Even when Woods does find the green, he’s not close enough to the hole. Had he played enough rounds to qualify, his proximity to the hole (39 feet, 7 inches) would rank 161st on Tour.

That won’t be good enough at Augusta, where distance control and precision are paramount.

Perhaps that’s why Justin Thomas said last week what many of us were thinking: “I would say he’s a pretty good ways away.”

4. Get into contention somewhere

As much as he would have liked to pick off a win on the West Coast, Woods said that it’s not a prerequisite to have a chance at the Masters. He cited 2010, when he tied for fourth despite taking four months off after the fallout from his scandal.

In reality, though, there hasn’t been an out-of-nowhere Masters champion since Charl Schwartzel in 2011. Since then, every player who eventually donned the green jacket either already had a win that year or at least a top-3 finish worldwide.

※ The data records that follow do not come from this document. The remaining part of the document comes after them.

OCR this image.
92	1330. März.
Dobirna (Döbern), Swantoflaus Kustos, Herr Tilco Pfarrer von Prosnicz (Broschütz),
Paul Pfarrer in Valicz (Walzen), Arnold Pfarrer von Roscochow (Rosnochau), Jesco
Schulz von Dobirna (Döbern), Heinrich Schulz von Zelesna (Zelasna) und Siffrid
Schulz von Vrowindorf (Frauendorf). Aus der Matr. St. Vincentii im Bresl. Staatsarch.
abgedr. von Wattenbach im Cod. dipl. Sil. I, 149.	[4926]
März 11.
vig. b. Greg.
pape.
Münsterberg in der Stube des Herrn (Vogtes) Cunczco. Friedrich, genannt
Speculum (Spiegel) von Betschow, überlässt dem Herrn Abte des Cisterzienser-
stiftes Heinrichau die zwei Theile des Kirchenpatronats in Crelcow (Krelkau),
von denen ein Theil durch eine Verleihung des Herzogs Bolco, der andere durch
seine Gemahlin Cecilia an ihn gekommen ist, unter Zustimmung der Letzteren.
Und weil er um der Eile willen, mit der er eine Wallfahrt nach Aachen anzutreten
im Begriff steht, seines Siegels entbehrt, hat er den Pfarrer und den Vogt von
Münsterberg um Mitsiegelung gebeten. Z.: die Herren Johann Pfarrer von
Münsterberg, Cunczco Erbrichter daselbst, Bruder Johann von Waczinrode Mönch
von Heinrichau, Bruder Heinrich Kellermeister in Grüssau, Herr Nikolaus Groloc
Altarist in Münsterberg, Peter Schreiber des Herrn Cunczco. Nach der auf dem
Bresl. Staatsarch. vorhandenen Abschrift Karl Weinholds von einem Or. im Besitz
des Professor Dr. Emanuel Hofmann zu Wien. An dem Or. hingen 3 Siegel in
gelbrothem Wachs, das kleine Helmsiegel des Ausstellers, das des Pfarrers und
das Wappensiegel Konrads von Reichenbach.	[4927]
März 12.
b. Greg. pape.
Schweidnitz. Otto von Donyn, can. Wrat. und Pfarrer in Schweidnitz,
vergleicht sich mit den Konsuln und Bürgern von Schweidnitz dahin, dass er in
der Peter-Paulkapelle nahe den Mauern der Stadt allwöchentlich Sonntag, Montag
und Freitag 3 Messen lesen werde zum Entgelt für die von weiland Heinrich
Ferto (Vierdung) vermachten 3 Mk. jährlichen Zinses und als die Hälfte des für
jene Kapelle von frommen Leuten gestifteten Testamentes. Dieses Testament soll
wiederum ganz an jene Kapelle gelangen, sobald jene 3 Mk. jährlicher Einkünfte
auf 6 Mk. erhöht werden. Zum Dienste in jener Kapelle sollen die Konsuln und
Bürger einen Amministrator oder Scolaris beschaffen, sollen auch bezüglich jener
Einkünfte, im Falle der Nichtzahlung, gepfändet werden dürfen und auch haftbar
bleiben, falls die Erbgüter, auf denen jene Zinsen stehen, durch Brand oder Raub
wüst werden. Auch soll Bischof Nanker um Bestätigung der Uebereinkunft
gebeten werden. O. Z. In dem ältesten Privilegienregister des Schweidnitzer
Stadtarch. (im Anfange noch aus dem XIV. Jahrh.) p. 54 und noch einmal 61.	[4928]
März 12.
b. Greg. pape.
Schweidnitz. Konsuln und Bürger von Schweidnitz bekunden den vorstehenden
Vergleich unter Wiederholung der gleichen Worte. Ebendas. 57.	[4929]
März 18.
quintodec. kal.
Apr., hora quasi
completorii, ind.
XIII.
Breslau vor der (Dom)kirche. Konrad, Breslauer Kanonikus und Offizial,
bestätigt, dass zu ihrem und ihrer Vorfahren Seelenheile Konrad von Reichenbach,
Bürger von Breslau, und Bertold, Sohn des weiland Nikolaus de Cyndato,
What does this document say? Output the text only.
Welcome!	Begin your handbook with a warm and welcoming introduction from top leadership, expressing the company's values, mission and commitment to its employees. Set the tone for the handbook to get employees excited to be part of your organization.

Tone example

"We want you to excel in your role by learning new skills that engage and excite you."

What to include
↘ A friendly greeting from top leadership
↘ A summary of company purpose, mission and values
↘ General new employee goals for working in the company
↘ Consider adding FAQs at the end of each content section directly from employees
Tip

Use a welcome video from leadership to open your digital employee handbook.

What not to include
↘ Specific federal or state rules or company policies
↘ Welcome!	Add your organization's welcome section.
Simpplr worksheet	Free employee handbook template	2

“I would like to play well,” Woods said. “I would like to win golf tournaments leading into it. The years I’ve won there, I’ve played really well early.”

Indeed, he had at least one win in all of the years he went on to win the Masters (1997, 2000, ’01, ’05). Throw in the fact that Woods is nearly five years removed from his last Tour title, and it’s reasonable to believe that he at least needs to get himself into contention before he can seriously entertain winning another major.

And so that’s why he’s here at the Honda, trying to find his game with seven weeks to go. 

“It’s tournament reps,” he said, “and I need tournament reps.”

Add that to the rest of his pre-Masters checklist.